How I Live Now by Meg Rosoff

RATING: 5/5
book 10 of 12 for the 2008 Young Adult Challenge

Shortly after moving to England to live with her cousins, Daisy’s teenage life takes an alarming turn for the worse. England becomes occupied by an Unnamed Enemy – and suddenly Daisy is living in a modern day war zone and while the conflict doesn’t affect her countryside manor right away, eventually just surviving is almost more than she can handle.

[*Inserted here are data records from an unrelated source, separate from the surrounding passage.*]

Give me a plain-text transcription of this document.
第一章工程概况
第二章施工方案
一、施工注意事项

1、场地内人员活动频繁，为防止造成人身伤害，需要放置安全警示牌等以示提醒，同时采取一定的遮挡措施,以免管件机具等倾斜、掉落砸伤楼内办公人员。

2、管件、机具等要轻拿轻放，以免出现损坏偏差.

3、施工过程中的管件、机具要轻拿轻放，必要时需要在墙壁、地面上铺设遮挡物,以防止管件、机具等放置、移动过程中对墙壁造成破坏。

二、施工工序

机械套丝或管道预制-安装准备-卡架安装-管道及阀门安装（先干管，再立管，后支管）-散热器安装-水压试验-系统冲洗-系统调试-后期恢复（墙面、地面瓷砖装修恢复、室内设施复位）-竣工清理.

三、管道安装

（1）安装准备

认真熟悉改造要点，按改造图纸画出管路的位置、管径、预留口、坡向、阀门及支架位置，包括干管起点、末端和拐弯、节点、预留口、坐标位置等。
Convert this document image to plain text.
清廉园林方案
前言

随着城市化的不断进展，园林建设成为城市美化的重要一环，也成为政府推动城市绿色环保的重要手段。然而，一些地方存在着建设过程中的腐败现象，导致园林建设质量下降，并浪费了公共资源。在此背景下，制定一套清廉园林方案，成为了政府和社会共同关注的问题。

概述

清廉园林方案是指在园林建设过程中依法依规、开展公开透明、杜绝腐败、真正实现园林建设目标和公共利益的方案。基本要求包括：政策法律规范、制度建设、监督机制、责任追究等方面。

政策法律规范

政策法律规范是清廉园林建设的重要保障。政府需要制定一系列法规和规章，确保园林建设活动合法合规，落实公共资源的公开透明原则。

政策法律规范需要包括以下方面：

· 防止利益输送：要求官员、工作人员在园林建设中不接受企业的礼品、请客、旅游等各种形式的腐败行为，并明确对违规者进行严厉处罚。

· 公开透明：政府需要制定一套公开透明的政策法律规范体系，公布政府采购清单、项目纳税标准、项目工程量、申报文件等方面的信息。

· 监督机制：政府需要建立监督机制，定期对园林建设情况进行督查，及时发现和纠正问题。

What I liked most about this book was Daisy’s narrating voice. She’s a quick-witted, smart-aleky city dweller, and her new circumstances are constant fodder for her sarcastic commentary. For those who have read any Barbara Park, Daisy is what I imagine Junie B. Jones will be like when she turns 15. For example:

I didn’t really understand The Occupation because it didn’t seem like the kind of War we all knew and loved from your average made-for-TV miniseries.


All in all I felt a little guilty about the fact that while us kids had been living the Life of Riley, a whole bunch of other people had been scurrying around like lunatics trying to keep the Social Fabric from Unraveling.

The war being fought in this book is incredibly intriguing because it seems so plausible. The enemies don’t look any different than we do. Instead of sending our soldiers to some foreign country to fight, our enemies are in our midst. A country is thrown into chaos for two main reasons: electricity is cut off and access to petrol disappeared. I think this final point, about electricity and gas being the king pins in our entire comfortable civilization, is what truly made this story frightening.

I can highly recommend this book, unless you’re squeamish about “intimate” familial relationships, since Daisy’s love interest in this book happens to be her cousin. It’s strange how when the world gets to be terrifyingly unstable, those rules seem to fall apart at the seams. However, Rosoff deals with it in a tasteful way and I think this might be one of my new favorite apocalyptic novels. Its’ Printz Award was well deserved.

3 comments:

katrina said...

I love this book, its great

Trish @ Love, Laughter, Insanity said...

I've seen this one somewhere else, but I can't remember where. Sounds really good! I'll definitely have to check it out--Thanks Corinne for the review!

Tasha said...

I enjoyed this book as well. I thought Daisy was a wonderful protagonist, but Piper was my favorite character.